En aquel entonces, la Iglesia Católica ejercía un poder absoluto en la vida política y social del país. La Ley de Libertad de Cultos, junto con otras Leyes de Reforma, buscaba romper con ese dominio, arrebatándole privilegios y limitando su influencia en la esfera pública. No se trataba de un ataque a la religión en sí, sino de un esfuerzo por garantizar la libertad individual y la igualdad ante la ley, sin importar las creencias religiosas.
Esta ley pionera sentó las bases para la construcción de un México moderno y plural. Reconoció que la fe es un asunto privado y que el Estado no debe imponer una creencia particular. Se abrió así el camino para la tolerancia religiosa y la convivencia pacífica entre personas de diferentes confesiones.
El camino hacia la plena libertad religiosa en México ha sido largo y sinuoso. A pesar de los avances logrados en el lejano 1860, la Iglesia Católica mantuvo una fuerte influencia en la sociedad mexicana durante gran parte del siglo XX. Las tensiones entre el Estado y la Iglesia persistieron, y la aplicación de la Ley de Libertad de Cultos no siempre fue consistente.

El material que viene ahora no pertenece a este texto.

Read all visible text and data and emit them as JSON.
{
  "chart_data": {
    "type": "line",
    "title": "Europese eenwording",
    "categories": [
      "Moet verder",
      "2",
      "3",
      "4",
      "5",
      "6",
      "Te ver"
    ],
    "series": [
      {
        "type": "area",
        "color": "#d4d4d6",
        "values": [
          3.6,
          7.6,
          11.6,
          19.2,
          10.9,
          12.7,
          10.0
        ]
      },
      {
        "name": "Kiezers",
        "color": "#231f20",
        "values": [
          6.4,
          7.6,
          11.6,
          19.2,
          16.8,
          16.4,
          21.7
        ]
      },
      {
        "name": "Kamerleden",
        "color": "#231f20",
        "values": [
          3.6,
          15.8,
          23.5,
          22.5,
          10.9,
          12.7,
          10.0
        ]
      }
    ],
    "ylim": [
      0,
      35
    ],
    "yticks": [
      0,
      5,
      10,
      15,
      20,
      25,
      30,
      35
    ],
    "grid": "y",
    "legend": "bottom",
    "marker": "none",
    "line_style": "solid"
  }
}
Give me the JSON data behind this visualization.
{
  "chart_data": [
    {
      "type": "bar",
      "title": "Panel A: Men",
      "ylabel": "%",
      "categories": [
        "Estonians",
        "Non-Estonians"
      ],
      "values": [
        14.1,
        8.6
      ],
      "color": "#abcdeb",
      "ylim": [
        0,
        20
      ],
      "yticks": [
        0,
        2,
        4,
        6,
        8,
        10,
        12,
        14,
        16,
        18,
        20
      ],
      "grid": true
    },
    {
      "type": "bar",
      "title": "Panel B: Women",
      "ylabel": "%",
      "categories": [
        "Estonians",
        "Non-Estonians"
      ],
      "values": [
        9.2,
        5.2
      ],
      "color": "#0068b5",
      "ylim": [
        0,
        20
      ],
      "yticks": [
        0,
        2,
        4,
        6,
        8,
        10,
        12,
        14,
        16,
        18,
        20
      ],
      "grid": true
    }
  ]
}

Fue hasta la reforma constitucional de 1992 que se consolidó el Estado laico en México. Se reconoció plenamente la personalidad jurídica de las iglesias, se les otorgó el derecho a poseer bienes y se les permitió participar en la educación, aunque con ciertas restricciones. Estas modificaciones, lejos de debilitar la laicidad, la fortalecieron al establecer un marco legal claro para la relación entre el Estado y las iglesias.
Hoy en día, México es un país diverso en materia religiosa. Si bien la mayoría de la población se identifica como católica, existen importantes minorías que profesan otras religiones, como el protestantismo, el judaísmo, el islam y diversas creencias indígenas. La Ley de Libertad de Cultos, en su versión actual, garantiza el derecho de todos estos grupos a practicar su fe sin temor a la persecución o la discriminación.
No obstante, aún persisten desafíos en la construcción de una sociedad plenamente tolerante en materia religiosa. La discriminación y la intolerancia siguen presentes en algunos sectores de la sociedad, y es necesario seguir trabajando para garantizar que la libertad religiosa sea una realidad para todos los mexicanos.

La Ley de Libertad de Cultos de 1860 fue un paso fundamental en la construcción de un México más justo y libre. A 163 años de su promulgación, su legado sigue vigente y nos recuerda la importancia de defender la libertad de conciencia y la tolerancia religiosa como pilares de una sociedad democrática y plural.
Es importante recordar que la libertad religiosa no es un derecho absoluto. Existen límites establecidos por la ley para proteger los derechos de terceros y el orden público. Por ejemplo, ninguna religión puede promover la violencia, la discriminación o la comisión de delitos.
El deseo de escribir esta columna más allá de conmemorar la fecha, me viene a deseo dado que este último mes del año y sus fechas finales serán el marco de celebraciones espirituales en donde la mayoría de la población tendrá una fecha en particular, pero usted apreciable lector a sabiendas de esta ley en mención, sepa que es libre de conmemorar esa fecha a conciencia espiritual y Libertad Dogmática.